Pascual Cantos Gómez , Aquilino Sánchez Pérez , Moisés Almela Sánchez
En el presente artículo se expone la estructura de un algoritmo para la desambiguación automática de significados a partir de colocados. El objetivo de nuestro algoritmo es lograr la máxima eficiencia reduciendo al mínimo (1) los costes computacionales y (2) el recurso a los corpus anotados o etiquetados. La formalización del algoritmo se fundamenta en el análisis de funciones discriminantes. Esta técnica estadística nos permite parametrizar cada uno de los colocados con su correspondiente significado, valiéndonos solamente del texto plano. Los datos parametrizados nos permitirán clasificar cada caso (frases con una palabra ambigua) en una variable de valores de dependientes (es decir, cada uno de los significados de la palabra ambigua). Para comprobar la validez y eficiencia de nuestro algoritmo desambiguador, desambiguamos primero manualmente el significado de la palabra estudiada en cada una de las frases en que ésta aparecía, para luego validar los datos clasificados con la aplicación automática del desambiguador de sentidos. Finalmente, presentamos los resultados globales de nuestro algoritmo, tras aplicarlo a una muestra de limitada de oraciones de ambas lenguas, español e inglés. Al mismo tiempo ponemos de relieve algunos de los aspectos que consideramos relevantes de cara a investigaciones o trabajos futuros.
This paper presents an algorithm based on collocational data for word sense disambiguation (WSD). The aim of this algorithm is to maximize efficiency by minimizing (1) computational costs and (2) linguistic tagging/annotation. The formalization of our WSD algorithm is based on discriminant function analysis (DFA).
This statistical technique allows us to parameterize each collocational item with its meaning, using just bare text.

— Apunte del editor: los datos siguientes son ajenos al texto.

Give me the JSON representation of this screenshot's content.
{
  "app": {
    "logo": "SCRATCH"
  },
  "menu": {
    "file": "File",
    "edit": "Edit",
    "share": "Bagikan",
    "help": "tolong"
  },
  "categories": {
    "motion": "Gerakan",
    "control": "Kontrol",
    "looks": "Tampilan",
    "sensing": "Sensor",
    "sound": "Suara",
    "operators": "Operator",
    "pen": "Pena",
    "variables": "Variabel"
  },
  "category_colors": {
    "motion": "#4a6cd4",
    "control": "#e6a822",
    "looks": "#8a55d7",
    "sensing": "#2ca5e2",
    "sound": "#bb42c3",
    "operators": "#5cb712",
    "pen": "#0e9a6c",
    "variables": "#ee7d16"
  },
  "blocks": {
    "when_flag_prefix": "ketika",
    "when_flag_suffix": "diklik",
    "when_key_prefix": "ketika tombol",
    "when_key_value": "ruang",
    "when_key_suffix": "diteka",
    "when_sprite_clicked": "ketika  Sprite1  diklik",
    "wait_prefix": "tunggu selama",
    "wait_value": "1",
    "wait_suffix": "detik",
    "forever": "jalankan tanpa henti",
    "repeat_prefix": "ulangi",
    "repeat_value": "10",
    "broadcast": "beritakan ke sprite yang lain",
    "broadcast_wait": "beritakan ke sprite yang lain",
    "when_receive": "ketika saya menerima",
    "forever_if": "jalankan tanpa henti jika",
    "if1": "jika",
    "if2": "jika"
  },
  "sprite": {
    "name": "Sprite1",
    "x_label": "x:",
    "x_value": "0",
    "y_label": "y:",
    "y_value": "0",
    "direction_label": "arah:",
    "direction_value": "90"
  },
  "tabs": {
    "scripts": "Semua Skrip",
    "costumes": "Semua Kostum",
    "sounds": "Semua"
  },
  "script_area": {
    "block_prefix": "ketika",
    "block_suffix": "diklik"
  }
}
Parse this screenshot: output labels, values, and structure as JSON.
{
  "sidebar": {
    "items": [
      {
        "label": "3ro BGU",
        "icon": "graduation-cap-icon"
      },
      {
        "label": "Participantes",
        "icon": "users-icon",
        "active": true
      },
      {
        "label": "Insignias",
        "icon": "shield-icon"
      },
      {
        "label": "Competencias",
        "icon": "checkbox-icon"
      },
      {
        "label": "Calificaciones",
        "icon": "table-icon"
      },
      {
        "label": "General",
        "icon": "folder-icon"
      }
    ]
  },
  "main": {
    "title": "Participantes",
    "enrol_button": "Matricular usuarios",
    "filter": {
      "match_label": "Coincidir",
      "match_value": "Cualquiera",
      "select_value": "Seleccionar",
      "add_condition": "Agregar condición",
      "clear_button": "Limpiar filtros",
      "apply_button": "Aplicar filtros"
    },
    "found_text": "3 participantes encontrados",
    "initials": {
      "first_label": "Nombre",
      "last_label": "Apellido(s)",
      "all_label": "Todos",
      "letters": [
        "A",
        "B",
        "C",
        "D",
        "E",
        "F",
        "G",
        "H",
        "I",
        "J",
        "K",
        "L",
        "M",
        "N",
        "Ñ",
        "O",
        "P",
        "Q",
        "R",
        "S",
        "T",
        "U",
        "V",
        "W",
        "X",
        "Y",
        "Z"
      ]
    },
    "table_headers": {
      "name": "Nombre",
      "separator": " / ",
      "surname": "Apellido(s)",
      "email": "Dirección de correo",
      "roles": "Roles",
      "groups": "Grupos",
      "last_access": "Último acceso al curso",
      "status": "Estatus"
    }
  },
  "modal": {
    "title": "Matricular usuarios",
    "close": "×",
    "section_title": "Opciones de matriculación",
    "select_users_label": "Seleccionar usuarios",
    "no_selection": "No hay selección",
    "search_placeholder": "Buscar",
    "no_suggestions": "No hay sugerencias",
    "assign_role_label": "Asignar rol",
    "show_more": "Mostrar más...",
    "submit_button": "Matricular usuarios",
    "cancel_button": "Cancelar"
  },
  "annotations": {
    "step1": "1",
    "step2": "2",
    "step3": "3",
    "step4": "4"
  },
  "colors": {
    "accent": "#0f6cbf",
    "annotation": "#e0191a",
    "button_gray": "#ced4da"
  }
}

The parameterized data allow us to classify cases (sentences with an ambiguous word) into the values of a categorical dependent (each of the meanings of the ambiguous word). To evaluate the validity and efficiency of our WSD algorithm, we previously hand sense-tagged all the sentences containing ambiguous words and then cross-validated the hand sense-tagged data with the automatic WSD performance. Finally, we present the global results of our algorithm after applying it to a limited set of words in both languages: Spanish and English, highlighting the points we consider relevant for further analysis.